İqbal Musyaffa
25 September 2019•Update: 26 September 2019
JAKARTA
Asian Development Bank (ADB) mengungkapkan perekonomian Asia memiliki prospek melambat, meskipun masih berkembang dengan cukup kuat.
Country Economist ADB Emma Allen mengatakan risiko terhadap perekonomian di kawasan terus naik seiring dengan melemahnya sektor perdagangan dan investasi.
Laporan ADB memproyeksi pertumbuhan ekonomi 45 negara yang menjadi bagian dari kawasan Asia yang sedang berkembang sebesar 5,4 persen atau melambat dari proyeksi sebelumnya yang sebesar 5,7 persen pada tahun ini.
Sementara untuk tahun 2020, ADB memproyeksikan ekonomi di kawasan Asia tumbuh 5,5 persen.

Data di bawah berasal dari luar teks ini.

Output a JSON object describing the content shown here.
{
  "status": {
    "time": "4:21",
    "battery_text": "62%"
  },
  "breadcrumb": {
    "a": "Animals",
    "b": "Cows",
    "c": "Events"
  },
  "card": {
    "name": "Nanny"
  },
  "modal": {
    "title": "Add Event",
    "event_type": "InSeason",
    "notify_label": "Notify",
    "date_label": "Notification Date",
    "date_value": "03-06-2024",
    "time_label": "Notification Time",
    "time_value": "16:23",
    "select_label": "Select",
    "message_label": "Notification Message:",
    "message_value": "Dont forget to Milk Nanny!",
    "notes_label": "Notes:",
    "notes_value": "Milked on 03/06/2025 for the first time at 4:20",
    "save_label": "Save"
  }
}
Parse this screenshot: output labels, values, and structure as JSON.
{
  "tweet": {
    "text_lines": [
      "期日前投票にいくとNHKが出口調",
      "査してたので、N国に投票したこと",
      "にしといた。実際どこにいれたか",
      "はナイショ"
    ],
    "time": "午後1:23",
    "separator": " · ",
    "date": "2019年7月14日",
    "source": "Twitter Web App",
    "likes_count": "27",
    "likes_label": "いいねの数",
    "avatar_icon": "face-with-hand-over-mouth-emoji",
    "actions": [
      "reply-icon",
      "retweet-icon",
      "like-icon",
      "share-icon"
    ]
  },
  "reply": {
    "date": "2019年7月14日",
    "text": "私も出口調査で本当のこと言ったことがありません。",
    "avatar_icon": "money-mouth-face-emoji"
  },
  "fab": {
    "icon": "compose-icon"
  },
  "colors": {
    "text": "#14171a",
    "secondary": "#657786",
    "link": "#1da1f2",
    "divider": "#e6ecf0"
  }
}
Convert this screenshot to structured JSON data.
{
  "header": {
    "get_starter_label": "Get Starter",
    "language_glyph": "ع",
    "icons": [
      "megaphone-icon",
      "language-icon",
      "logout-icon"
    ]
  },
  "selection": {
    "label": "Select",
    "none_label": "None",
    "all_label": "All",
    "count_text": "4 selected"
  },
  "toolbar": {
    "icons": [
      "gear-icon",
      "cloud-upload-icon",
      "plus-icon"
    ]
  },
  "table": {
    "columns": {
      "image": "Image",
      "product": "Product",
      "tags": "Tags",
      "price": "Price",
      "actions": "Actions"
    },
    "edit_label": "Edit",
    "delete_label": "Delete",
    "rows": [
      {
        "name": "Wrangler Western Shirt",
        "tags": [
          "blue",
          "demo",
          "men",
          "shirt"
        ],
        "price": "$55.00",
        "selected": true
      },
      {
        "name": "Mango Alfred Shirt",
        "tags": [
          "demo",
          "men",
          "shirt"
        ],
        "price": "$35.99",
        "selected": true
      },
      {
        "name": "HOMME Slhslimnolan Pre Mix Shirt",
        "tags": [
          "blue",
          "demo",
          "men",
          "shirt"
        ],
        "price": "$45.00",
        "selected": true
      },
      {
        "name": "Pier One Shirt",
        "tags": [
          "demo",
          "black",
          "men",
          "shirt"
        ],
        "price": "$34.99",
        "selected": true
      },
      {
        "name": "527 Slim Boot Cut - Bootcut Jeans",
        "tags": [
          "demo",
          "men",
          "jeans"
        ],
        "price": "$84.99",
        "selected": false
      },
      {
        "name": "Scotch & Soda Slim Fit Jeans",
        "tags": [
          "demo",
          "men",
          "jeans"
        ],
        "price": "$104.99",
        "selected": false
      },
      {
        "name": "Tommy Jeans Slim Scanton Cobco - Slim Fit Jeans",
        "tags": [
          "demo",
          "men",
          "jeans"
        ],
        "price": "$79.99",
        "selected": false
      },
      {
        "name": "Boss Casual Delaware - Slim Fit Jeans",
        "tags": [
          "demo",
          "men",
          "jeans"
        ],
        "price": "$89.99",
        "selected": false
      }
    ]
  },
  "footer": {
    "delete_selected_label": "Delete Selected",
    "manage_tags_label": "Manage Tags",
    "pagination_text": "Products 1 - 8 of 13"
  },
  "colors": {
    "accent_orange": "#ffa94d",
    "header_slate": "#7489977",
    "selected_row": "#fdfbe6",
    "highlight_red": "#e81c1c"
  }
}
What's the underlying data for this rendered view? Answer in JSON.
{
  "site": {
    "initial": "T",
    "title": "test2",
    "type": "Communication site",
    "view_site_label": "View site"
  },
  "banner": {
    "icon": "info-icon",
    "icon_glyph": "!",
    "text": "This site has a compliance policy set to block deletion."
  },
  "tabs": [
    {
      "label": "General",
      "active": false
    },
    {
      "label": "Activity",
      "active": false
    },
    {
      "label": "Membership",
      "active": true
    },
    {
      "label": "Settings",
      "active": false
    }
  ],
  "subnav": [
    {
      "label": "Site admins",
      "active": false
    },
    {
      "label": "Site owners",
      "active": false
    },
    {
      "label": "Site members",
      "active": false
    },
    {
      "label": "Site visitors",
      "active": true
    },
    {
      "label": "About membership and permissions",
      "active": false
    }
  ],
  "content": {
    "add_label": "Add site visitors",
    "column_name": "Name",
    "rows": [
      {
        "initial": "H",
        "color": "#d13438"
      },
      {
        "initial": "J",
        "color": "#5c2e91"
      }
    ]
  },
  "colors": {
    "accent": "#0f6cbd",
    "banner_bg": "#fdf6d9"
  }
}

Angka ini juga lebih rendah dari proyeksi sebelumnya yang sebesar 5,6 persen.
“Perkiraan baru yang Iebih rendah tersebut mencerminkan turunnya prospek perdagangan internasional, sebagian karena memburuknya ketegangan perdagangan antara China dengan Amerika Serikat (AS),” jelas Emma dalam konferensi pers di Jakarta, Rabu.
Menurut Emma, melambatnya proyeksi pertumbuhan ekonomi Asia sejalan dengan melambatnya pertumbuhan ekonomi di sejumlah perekonomian negara maju dan besar di kawasan Asia yang sedang berkembang, termasuk China, India, Korea Selatan, dan Thailand.
Dia menguraikan dengan mengecualikan beberapa perekonomian yang baru terindustrialisasi seperti Hong Kong, China, Korea Selatan, Singapura, dan China Taipei, kawasan Asia yang sedang berkembang diperkirakan akan tumbuh 6 persen pada tahun ini dan tahun depan.
Konflik perdagangan antara China dan AS sangat mungkin akan berlanjut hingga 2020, sedangkan sejumlah perekonomian utama di dunia diperkirakan akan mengalami kesulitan Iebih besar daripada yang diantisipasi saat ini.
“Di Asia, melemahnya momentum perdagangan dan menurunnya investasi menjadi perhatian utama, sehingga para pembuat kebijakan perlu memantau isu-isu dengan seksama,” ungkap Emma.
Emma mengatakan utang publik maupun swasta di kawasan Asia yang sedang berkembang telah meningkat sejak krisis keuangan global tahun 2008-2009. Rasio utang terhadap PDB naik Iebih dari 60 persen dalam dua dekade terakhir.
Laporan ini mencatat, kenaikan utang yang cukup pesat tersebut dapat membahayakan kestabilan keuangan dan mendorong para pembuat kebijakan agar tetap waspada.
Inflasi juga meningkat terutama karena naiknya harga pangan di kawasan ini, termasuk di China yang mengalami kenaikan harga daging akibat wabah penyakit flu babi Afrika.
Asian Development Outlook (ADO) Update memperkirakan inflasi umum (headline inflation) regional sebesar 2,7 persen pada tahun 2019 maupun 2020.